Interview : Miguel Frasquilho, Chairman de TAP Portugal

TAP Portugal développe son réseau intercontinental, comme l'explique Miguel Frasquilho, Chairman de la compagnie aérienne. Le transporteur portugais mise notamment sur l’Afrique et les Amériques.

Miguel Frasquilho, Chairman de TAP Portugal

Combien d’avions TAP Portugal va-t-elle recevoir dans les prochains mois ?

Miguel Frasquilho – Nous allons recevoir notre premier Airbus A330-neo en septembre prochain. Il fait partie d’une commande de 21 appareils, qui viendront en partie remplacer les appareils de notre flotte long-courrier. On pourrait se demander pourquoi avoir choisi l’A330-neo, plutôt que le tout nouvel Airbus A350. Nous avions au départ l’idée de l’acquérir pour effectivement développer notamment des lignes sur l’Asie, au potentiel idéal pour l’A350. Entre temps, la compagnie a été privatisée et la stratégie a changé. Nous pensons que nous devons nous renforcer sur nos marchés porteurs et l’A330-900 neo est mieux adapté.

Sur quels marchés l’Airbus A330-900 Neo sera-t-il mis effectivement en service ?

M. F. – Essentiellement sur nos lignes Amériques. Non seulement sur nos lignes déjà existantes mais aussi sur des liaisons que nous ne desservons pas jusqu’à présent, faute d’un appareil efficace pour ses coûts.
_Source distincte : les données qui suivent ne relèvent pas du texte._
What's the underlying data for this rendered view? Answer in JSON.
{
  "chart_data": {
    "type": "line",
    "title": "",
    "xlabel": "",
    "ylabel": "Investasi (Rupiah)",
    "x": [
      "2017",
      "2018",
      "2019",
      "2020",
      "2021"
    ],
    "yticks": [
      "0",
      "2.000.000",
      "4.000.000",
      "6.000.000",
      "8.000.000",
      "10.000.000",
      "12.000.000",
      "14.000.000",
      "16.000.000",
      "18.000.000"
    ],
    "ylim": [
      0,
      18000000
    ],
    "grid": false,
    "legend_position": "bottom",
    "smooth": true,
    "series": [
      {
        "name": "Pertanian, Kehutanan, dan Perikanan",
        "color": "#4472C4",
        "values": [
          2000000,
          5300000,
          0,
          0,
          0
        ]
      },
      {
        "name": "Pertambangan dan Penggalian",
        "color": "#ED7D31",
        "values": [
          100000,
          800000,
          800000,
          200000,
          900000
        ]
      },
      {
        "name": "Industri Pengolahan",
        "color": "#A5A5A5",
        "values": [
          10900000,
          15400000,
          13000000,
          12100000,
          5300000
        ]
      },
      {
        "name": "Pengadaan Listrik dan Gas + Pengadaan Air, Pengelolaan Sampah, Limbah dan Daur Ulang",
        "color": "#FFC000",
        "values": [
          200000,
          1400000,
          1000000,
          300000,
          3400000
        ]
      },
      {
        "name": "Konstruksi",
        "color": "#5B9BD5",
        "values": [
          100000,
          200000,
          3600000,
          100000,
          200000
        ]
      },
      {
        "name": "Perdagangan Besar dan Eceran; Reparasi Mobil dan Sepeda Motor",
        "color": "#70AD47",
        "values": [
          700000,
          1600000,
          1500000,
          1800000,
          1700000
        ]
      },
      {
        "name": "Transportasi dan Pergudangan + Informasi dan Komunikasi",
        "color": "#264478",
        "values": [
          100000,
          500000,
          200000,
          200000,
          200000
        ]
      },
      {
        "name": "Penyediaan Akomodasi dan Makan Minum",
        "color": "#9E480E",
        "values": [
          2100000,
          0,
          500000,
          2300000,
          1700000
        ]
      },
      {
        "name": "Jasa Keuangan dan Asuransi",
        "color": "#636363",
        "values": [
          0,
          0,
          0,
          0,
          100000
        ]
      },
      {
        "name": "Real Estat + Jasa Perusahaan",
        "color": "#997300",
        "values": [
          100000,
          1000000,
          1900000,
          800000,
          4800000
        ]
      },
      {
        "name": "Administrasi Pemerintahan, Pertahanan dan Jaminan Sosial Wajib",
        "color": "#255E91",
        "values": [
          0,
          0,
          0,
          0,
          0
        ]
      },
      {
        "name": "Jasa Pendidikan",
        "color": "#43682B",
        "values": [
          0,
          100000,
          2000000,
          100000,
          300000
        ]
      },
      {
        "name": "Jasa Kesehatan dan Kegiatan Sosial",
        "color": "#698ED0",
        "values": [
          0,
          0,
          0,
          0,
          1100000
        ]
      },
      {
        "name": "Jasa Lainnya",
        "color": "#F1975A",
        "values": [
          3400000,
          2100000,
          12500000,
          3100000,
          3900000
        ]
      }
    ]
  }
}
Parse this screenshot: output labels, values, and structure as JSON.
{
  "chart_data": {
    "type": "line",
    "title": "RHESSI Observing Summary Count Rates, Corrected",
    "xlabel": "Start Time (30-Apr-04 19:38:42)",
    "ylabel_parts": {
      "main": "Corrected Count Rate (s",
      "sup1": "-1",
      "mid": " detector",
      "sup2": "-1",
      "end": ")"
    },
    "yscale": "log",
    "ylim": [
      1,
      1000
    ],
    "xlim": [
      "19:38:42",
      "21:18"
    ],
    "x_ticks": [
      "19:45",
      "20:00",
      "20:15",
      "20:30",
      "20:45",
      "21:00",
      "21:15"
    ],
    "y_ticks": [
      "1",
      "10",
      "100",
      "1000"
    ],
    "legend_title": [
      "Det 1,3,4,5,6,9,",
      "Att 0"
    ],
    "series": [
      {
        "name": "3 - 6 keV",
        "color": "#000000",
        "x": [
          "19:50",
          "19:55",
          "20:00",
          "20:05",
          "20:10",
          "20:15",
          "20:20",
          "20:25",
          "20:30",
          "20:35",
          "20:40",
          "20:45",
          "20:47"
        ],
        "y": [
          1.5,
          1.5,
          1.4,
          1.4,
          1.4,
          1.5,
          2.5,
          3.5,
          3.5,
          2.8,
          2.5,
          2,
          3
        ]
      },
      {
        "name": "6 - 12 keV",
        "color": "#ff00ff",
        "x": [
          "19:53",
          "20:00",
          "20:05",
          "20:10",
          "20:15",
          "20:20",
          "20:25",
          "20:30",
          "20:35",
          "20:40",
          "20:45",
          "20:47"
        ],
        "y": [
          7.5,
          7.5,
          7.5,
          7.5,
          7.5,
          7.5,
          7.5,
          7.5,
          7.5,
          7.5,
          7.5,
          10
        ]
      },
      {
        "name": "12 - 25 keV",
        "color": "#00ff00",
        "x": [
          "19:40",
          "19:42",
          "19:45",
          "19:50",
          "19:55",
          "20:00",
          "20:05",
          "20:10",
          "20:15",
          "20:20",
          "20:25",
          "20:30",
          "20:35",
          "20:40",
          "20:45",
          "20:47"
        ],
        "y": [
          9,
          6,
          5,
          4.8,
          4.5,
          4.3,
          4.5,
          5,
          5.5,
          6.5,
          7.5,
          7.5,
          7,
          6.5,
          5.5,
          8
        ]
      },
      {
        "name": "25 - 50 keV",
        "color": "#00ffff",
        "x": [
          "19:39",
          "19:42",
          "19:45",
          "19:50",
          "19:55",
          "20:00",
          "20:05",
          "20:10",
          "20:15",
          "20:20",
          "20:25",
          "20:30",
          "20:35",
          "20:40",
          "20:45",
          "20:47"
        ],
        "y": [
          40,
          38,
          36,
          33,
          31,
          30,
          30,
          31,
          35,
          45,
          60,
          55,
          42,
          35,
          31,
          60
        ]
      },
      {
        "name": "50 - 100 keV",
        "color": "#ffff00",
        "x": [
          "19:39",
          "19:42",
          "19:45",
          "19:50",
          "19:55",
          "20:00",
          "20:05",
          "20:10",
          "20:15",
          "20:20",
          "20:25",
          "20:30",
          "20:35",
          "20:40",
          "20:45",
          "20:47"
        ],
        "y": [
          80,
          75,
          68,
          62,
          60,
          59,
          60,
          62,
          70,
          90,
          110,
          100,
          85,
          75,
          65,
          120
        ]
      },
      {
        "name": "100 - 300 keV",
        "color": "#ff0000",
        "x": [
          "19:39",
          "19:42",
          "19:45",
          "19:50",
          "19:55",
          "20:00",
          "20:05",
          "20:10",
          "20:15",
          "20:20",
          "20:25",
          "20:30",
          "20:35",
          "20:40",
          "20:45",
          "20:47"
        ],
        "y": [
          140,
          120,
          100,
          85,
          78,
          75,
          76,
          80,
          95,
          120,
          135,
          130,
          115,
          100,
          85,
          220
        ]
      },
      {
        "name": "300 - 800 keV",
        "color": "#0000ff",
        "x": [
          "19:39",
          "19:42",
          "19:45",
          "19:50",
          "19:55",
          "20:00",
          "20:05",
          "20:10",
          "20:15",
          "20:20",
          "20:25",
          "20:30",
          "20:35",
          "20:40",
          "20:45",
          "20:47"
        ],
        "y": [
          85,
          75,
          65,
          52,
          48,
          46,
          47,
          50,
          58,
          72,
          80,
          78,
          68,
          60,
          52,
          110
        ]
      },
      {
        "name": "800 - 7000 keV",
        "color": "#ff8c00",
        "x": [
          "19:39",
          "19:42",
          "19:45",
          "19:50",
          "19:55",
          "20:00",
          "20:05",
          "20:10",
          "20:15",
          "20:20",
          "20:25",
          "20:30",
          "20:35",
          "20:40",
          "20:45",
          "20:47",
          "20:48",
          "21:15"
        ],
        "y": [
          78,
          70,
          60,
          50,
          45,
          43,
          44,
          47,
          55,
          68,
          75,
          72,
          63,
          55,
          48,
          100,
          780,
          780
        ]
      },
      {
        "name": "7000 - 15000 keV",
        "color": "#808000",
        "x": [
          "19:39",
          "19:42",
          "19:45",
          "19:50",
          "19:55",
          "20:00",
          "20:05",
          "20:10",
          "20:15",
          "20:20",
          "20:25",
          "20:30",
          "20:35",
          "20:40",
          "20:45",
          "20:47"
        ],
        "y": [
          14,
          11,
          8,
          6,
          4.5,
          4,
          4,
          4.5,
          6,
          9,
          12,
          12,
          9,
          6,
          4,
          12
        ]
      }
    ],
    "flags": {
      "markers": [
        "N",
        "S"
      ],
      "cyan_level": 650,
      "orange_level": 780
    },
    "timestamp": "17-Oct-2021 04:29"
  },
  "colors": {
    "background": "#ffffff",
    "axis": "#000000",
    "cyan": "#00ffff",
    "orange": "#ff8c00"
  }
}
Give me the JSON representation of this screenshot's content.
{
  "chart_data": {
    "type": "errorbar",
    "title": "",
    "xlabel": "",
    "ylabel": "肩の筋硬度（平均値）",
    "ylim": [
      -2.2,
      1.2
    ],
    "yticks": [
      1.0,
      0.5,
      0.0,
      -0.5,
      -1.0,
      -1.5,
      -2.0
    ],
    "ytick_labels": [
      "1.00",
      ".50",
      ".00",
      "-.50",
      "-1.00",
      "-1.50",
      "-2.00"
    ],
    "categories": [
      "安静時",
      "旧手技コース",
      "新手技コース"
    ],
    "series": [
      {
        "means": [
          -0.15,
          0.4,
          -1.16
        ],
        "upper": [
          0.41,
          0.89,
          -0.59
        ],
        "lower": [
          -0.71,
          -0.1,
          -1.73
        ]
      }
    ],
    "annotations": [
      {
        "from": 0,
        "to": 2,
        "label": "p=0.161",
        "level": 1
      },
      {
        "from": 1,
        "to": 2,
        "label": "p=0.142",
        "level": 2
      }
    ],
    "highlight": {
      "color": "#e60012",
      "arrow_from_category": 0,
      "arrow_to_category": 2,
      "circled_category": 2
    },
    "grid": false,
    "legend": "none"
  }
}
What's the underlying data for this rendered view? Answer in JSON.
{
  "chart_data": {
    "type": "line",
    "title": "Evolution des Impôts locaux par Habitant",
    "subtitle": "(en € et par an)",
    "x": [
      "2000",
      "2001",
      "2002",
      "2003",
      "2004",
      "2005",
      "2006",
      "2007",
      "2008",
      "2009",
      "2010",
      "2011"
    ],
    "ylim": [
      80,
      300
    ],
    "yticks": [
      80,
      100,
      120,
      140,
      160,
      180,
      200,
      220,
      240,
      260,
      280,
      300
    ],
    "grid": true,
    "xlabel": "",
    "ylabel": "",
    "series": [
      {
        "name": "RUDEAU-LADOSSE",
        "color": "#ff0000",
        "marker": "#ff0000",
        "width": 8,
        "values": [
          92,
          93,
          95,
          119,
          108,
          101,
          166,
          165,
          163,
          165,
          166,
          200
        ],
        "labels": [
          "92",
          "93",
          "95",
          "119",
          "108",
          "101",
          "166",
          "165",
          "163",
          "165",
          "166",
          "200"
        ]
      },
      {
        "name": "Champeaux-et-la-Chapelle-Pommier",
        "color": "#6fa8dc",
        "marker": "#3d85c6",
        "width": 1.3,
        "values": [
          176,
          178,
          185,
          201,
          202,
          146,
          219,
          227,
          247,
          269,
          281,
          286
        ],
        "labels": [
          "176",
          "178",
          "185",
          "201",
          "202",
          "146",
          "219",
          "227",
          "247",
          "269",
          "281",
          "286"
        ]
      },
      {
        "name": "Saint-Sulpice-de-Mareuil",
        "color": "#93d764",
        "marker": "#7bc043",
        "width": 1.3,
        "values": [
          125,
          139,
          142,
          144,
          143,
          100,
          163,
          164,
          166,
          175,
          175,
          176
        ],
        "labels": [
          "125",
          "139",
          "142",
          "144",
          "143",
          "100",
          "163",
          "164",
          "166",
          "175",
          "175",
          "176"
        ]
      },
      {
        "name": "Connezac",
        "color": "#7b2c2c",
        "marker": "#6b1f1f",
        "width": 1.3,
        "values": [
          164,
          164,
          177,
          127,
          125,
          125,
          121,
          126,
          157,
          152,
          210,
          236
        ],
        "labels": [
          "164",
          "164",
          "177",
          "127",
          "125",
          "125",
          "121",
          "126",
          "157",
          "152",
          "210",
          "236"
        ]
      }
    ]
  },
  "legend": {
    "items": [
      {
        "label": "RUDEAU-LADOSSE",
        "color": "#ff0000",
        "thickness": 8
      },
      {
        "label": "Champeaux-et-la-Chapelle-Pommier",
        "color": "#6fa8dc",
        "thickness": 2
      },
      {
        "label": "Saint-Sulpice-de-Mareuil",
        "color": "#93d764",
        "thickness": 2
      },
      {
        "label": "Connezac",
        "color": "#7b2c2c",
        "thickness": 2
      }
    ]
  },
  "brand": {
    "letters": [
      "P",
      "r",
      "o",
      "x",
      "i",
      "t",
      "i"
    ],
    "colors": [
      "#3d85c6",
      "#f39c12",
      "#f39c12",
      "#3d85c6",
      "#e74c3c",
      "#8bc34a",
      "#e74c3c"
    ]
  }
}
Par exemple, nous allons en priorité ouvrir la côte ouest des Etats-Unis, San Francisco ou Los Angeles et l’A330-900 sera particulièrement efficace sur ce type de ligne très longue. Nous songeons aussi à inaugurer de nouvelles lignes en Amérique du Sud. Buenos Aires est de fait une priorité dans cette partie du monde mais nous songeons également aux dessertes de Mexico et de Bogota. Le nouvel appareil sera également idéal pour nos lignes sur le Brésil, le Mozambique et les Etats-Unis/Canada.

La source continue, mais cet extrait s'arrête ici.